I EVEN MET HAPPY GYPSIES


I EVEN MET HAPPY GYPSIES (SKUPLJACI PERJA) (aka: HAPPY GYPSIES)

(director/writer: Aleksandar Petrovic; cinematographer: Tomislav Pinter; editor: Mirjana Mitic; music: Aleksandar Petrovic; cast: Bekim Fehmiu (Bora), Olivera Vuco (Lence), Bata Zivojinovic (Mirta), Gordana Jovanovic (Tisa), Mija Aleksic (Father Pavle), Rahela Ferari (nun), Milivoje Djordjevic (Sandor); Runtime: 94; MPAA Rating: NR; Delta PAL format; 1967-Yugoslavia-in Serbian/Romany with English subtitles)


“Filled with gypsy atmosphere.”

Reviewed by Dennis SchwartzA film about gypsy life in the rural village of Sombor, outside of Belgrade, that’s energetically written and directed by Aleksandar Petrovic (“Three”/”It Rains in my Village”/”The Master and Margaret”). Ironically none of the gypsies are likable or happy, but the authentic gypsy music is lively and it’s a rare film done in the gypsy speak of Romany. Filled with gypsy atmosphere and colorful characters, it shows the gypsies mostly in the worst light as they trade by skillfully bartering, shamelessly cavort with women, gamble, excessively drink and get into fatal knife fights. It won the Foreign Film Oscar in 1967 and the Special Jury Prize at Cannes.

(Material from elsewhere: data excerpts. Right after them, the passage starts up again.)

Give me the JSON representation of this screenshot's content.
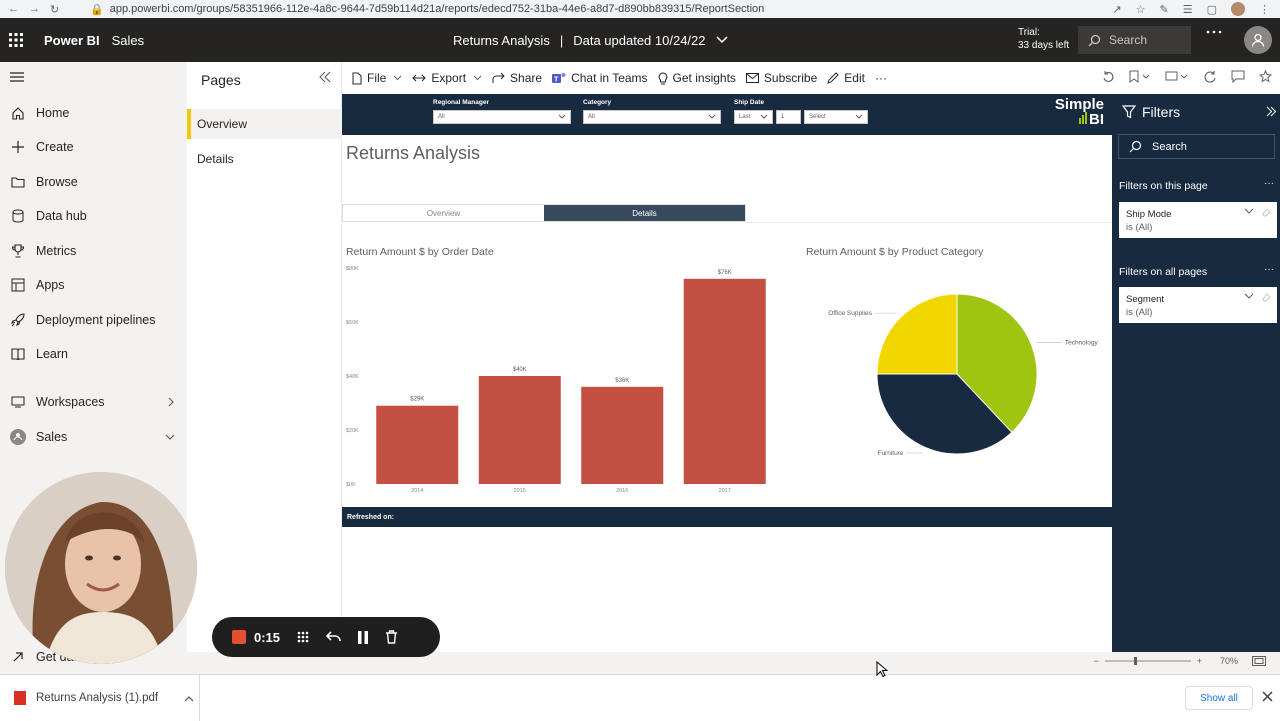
{
  "browser": {
    "url": "app.powerbi.com/groups/58351966-112e-4a8c-9644-7d59b114d21a/reports/edecd752-31ba-44e6-a8d7-d890bb839315/ReportSection"
  },
  "header": {
    "brand": "Power BI",
    "workspace": "Sales",
    "report_title": "Returns Analysis",
    "sep": "|",
    "data_updated": "Data updated 10/24/22",
    "trial_line1": "Trial:",
    "trial_line2": "33 days left",
    "search_placeholder": "Search"
  },
  "nav": {
    "items": [
      {
        "label": "Home",
        "icon": "home-icon"
      },
      {
        "label": "Create",
        "icon": "plus-icon"
      },
      {
        "label": "Browse",
        "icon": "folder-icon"
      },
      {
        "label": "Data hub",
        "icon": "database-icon"
      },
      {
        "label": "Metrics",
        "icon": "trophy-icon"
      },
      {
        "label": "Apps",
        "icon": "apps-icon"
      },
      {
        "label": "Deployment pipelines",
        "icon": "rocket-icon"
      },
      {
        "label": "Learn",
        "icon": "book-icon"
      },
      {
        "label": "Workspaces",
        "icon": "workspaces-icon"
      },
      {
        "label": "Sales",
        "icon": "workspace-avatar-icon"
      }
    ],
    "get_data": "Get data"
  },
  "pages": {
    "title": "Pages",
    "items": [
      {
        "label": "Overview"
      },
      {
        "label": "Details"
      }
    ]
  },
  "actions": {
    "file": "File",
    "export": "Export",
    "share": "Share",
    "chat_in_teams": "Chat in Teams",
    "get_insights": "Get insights",
    "subscribe": "Subscribe",
    "edit": "Edit",
    "more": "···"
  },
  "report": {
    "slicers": {
      "regional_manager": {
        "label": "Regional Manager",
        "value": "All"
      },
      "category": {
        "label": "Category",
        "value": "All"
      },
      "ship_date": {
        "label": "Ship Date",
        "period": "Last",
        "count": "1",
        "unit": "Select"
      }
    },
    "logo_line1": "Simple",
    "logo_line2": "BI",
    "title": "Returns Analysis",
    "tabs": [
      "Overview",
      "Details"
    ],
    "bar_title": "Return Amount $ by Order Date",
    "pie_title": "Return Amount $ by Product Category",
    "refreshed": "Refreshed on:"
  },
  "chart_data": [
    {
      "type": "bar",
      "title": "Return Amount $ by Order Date",
      "categories": [
        "2014",
        "2015",
        "2016",
        "2017"
      ],
      "values": [
        29,
        40,
        36,
        76
      ],
      "value_labels": [
        "$29K",
        "$40K",
        "$36K",
        "$76K"
      ],
      "y_ticks": [
        "$0K",
        "$20K",
        "$40K",
        "$60K",
        "$80K"
      ],
      "ylim": [
        0,
        80
      ],
      "color": "#c44f43"
    },
    {
      "type": "pie",
      "title": "Return Amount $ by Product Category",
      "slices": [
        {
          "label": "Technology",
          "value": 38,
          "color": "#9fc511"
        },
        {
          "label": "Furniture",
          "value": 37,
          "color": "#172a3f"
        },
        {
          "label": "Office Supplies",
          "value": 25,
          "color": "#f2d600"
        }
      ]
    }
  ],
  "filters": {
    "title": "Filters",
    "search_placeholder": "Search",
    "on_page_label": "Filters on this page",
    "all_pages_label": "Filters on all pages",
    "page_filters": [
      {
        "field": "Ship Mode",
        "value": "is (All)"
      }
    ],
    "all_filters": [
      {
        "field": "Segment",
        "value": "is (All)"
      }
    ]
  },
  "status": {
    "zoom": "70%"
  },
  "recorder": {
    "time": "0:15"
  },
  "download": {
    "file": "Returns Analysis (1).pdf",
    "show_all": "Show all"
  }
}
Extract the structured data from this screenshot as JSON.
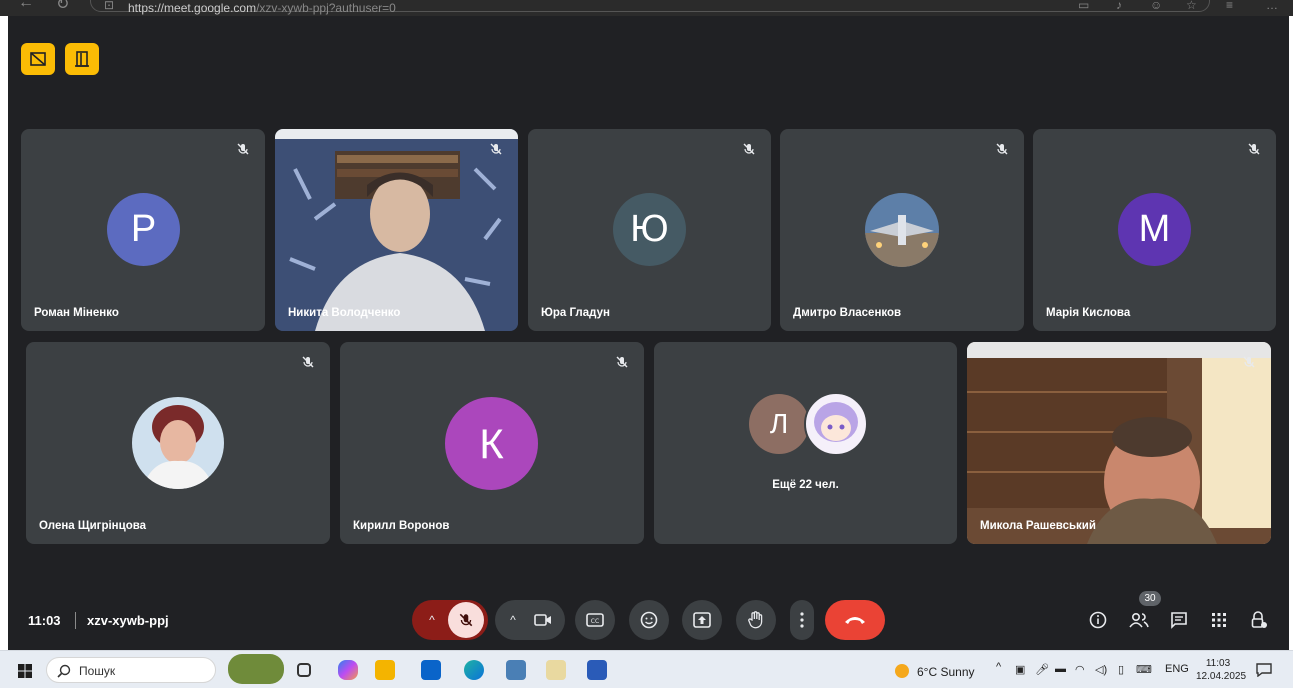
{
  "browser": {
    "url_host": "https://meet.google.com",
    "url_path": "/xzv-xywb-ppj?authuser=0"
  },
  "meeting": {
    "time": "11:03",
    "code": "xzv-xywb-ppj",
    "participant_count": "30",
    "more_label": "Ещё 22 чел."
  },
  "tiles": [
    {
      "name": "Роман Міненко",
      "initial": "Р",
      "color": "#5c6bc0"
    },
    {
      "name": "Никита Володченко"
    },
    {
      "name": "Юра Гладун",
      "initial": "Ю",
      "color": "#455a64"
    },
    {
      "name": "Дмитро Власенков"
    },
    {
      "name": "Марія Кислова",
      "initial": "М",
      "color": "#5e35b1"
    },
    {
      "name": "Олена Щигрінцова"
    },
    {
      "name": "Кирилл Воронов",
      "initial": "К",
      "color": "#ab47bc"
    },
    {
      "name": "",
      "initial": "Л",
      "color": "#8d6e63"
    },
    {
      "name": "Микола Рашевський"
    }
  ],
  "taskbar": {
    "search_placeholder": "Пошук",
    "weather": "6°C  Sunny",
    "lang": "ENG",
    "time": "11:03",
    "date": "12.04.2025"
  },
  "icons": [
    "back-icon",
    "reload-icon",
    "tab-icon",
    "mic-off-icon",
    "camera-icon",
    "captions-icon",
    "emoji-icon",
    "present-icon",
    "raise-hand-icon",
    "more-options-icon",
    "end-call-icon",
    "info-icon",
    "people-icon",
    "chat-icon",
    "activities-icon",
    "host-controls-icon"
  ]
}
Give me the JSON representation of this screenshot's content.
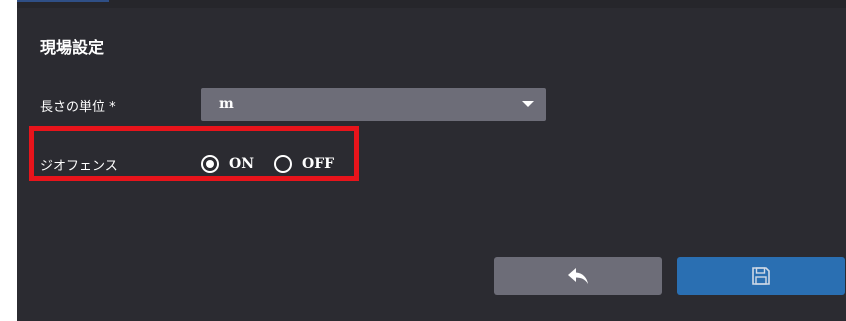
{
  "dialog": {
    "title": "現場設定",
    "length_unit": {
      "label": "長さの単位 *",
      "selected_value": "m"
    },
    "geofence": {
      "label": "ジオフェンス",
      "options": [
        {
          "label": "ON",
          "checked": true
        },
        {
          "label": "OFF",
          "checked": false
        }
      ]
    },
    "buttons": {
      "back_icon": "reply-arrow-icon",
      "save_icon": "floppy-disk-icon"
    },
    "colors": {
      "background": "#2b2b31",
      "select_bg": "#6d6d78",
      "save_button": "#2a6fb2",
      "highlight": "#e8141b"
    }
  }
}
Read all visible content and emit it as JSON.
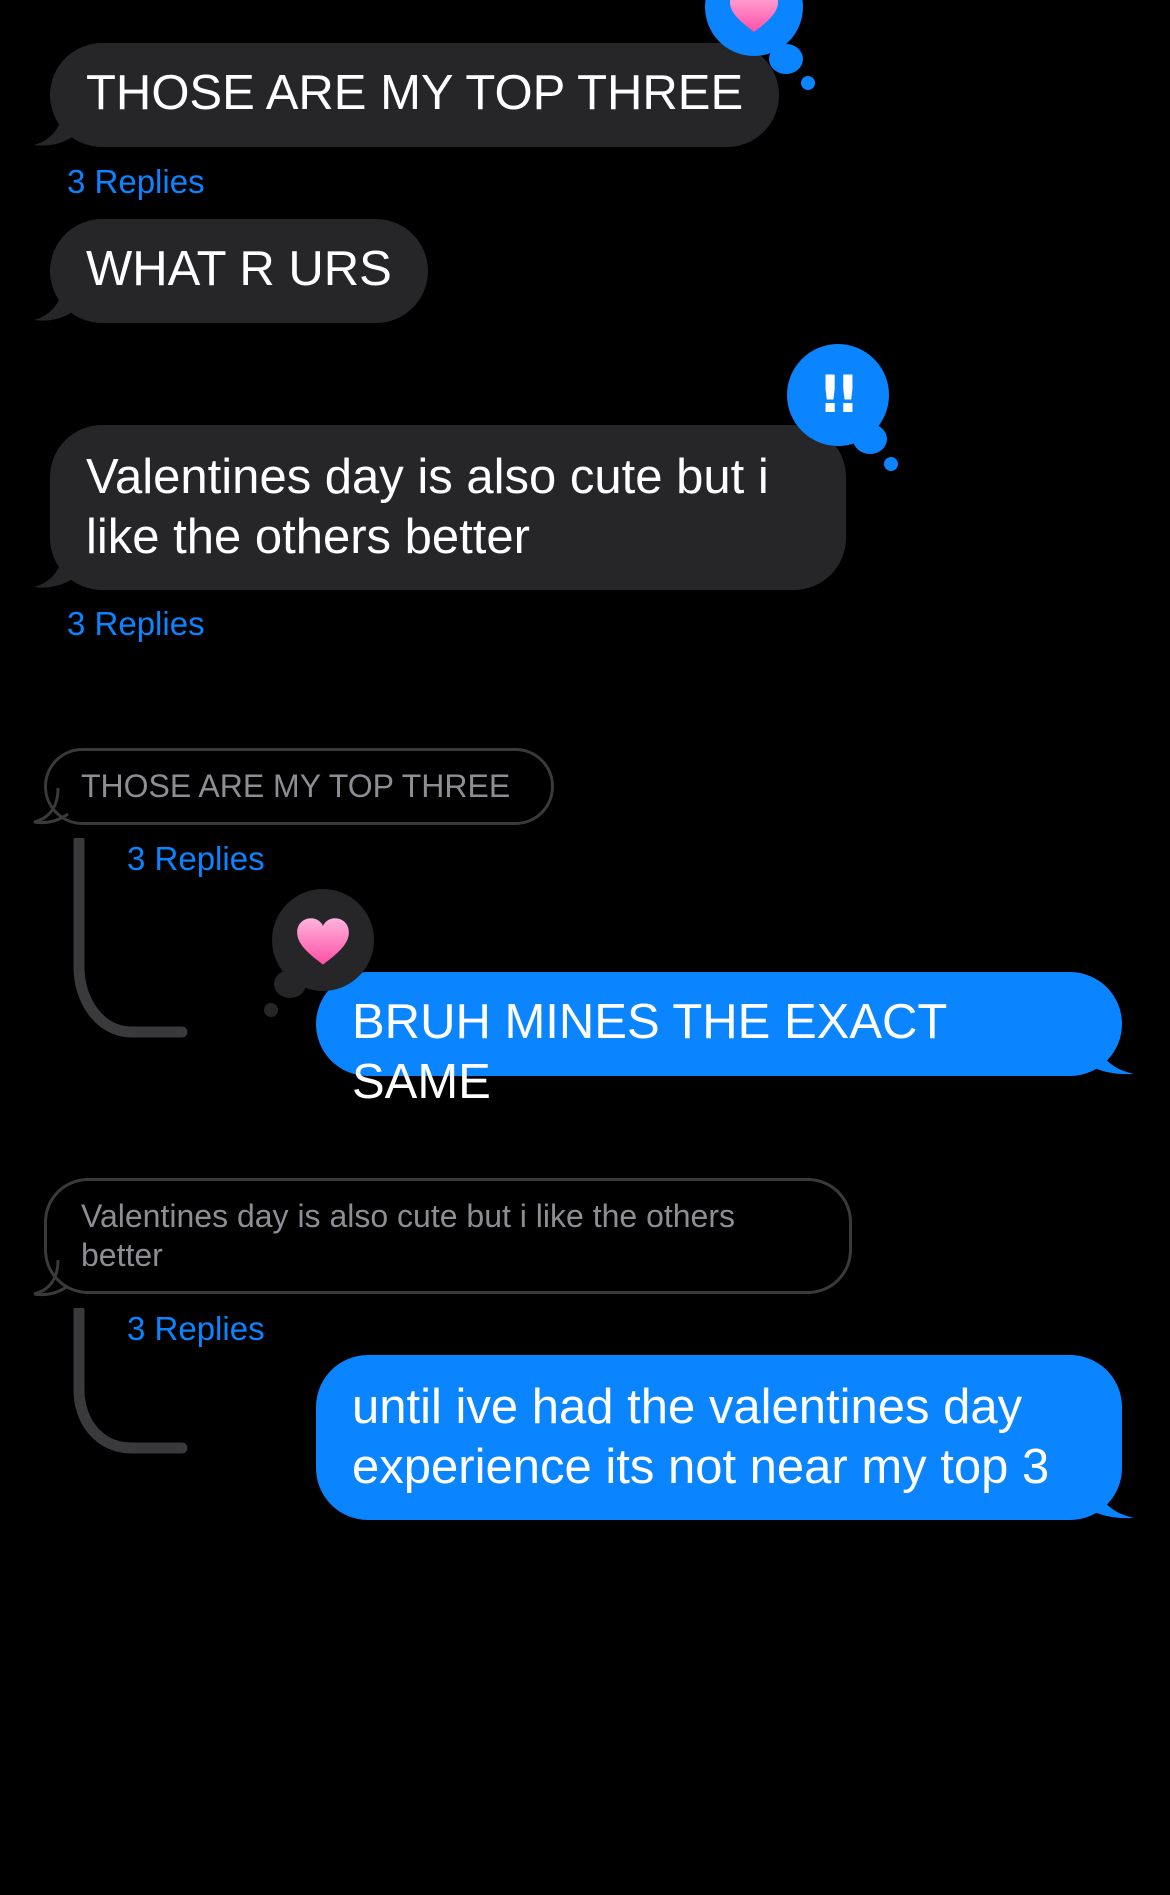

Bora (Bekim Fehmiu, Yugoslavian leading man) is a flighty and volatile traveling wheeler-dealer goose feather seller, operating his business out of the impoverished gypsy village of Vrsac, where he is married to the long-suffering aging cabaret singer Lence (Olivera Vuco). Their children are scattered all over Yugoslavia. The story centers around Bora attracted to the illiterate goose caretaker 16-year-old aspiring singer Tisa (Gordana Jovanovic), whose lecherous stepfather is Mirta (Bata Zivojinovic). He’s Bora’s rival goose feather seller, who made an arrangement with him to divide up the nearby gypsy villages with each getting ten territories to operate exclusively in. Mirta arranges for Tisa to marry a 12-year-old gypsy boy according to custom, but when he fails to perform his marriage duties she unceremoniously dumps him while both families stand outside their shack. After that futility she runs away and gets into a series of misadventures, one worse than the other and ends up back in Mirta’s clutches after seduced and beaten by truck drivers she hitched a ride with. An angry Bora, who married Tisa with a priest on one of her attempts to escape the village, gets into a knife fight with Mirta in his shed, where he keeps the goose feathers, and kills him. It ends with Bora on the run from the police, who come to look for him in the gypsy village but get no help from the locals.

It’s a film that takes the viewer who is not a gypsy into a foreign world that is ugly, dangerous, and ignorant, but also shows there’s a real community among the gypsies and it’s a traditional world where they do not easily let outsiders in. Therefore the value of the film is mostly because it shows us an alien culture rarely seen, keeps things authentic and spicy (even if not nice), and flashes on occasion a wicked black humor. It should be noted the production values are not good and neither is the stiff acting, but that didn’t stop me from enjoying such an odd spectacle.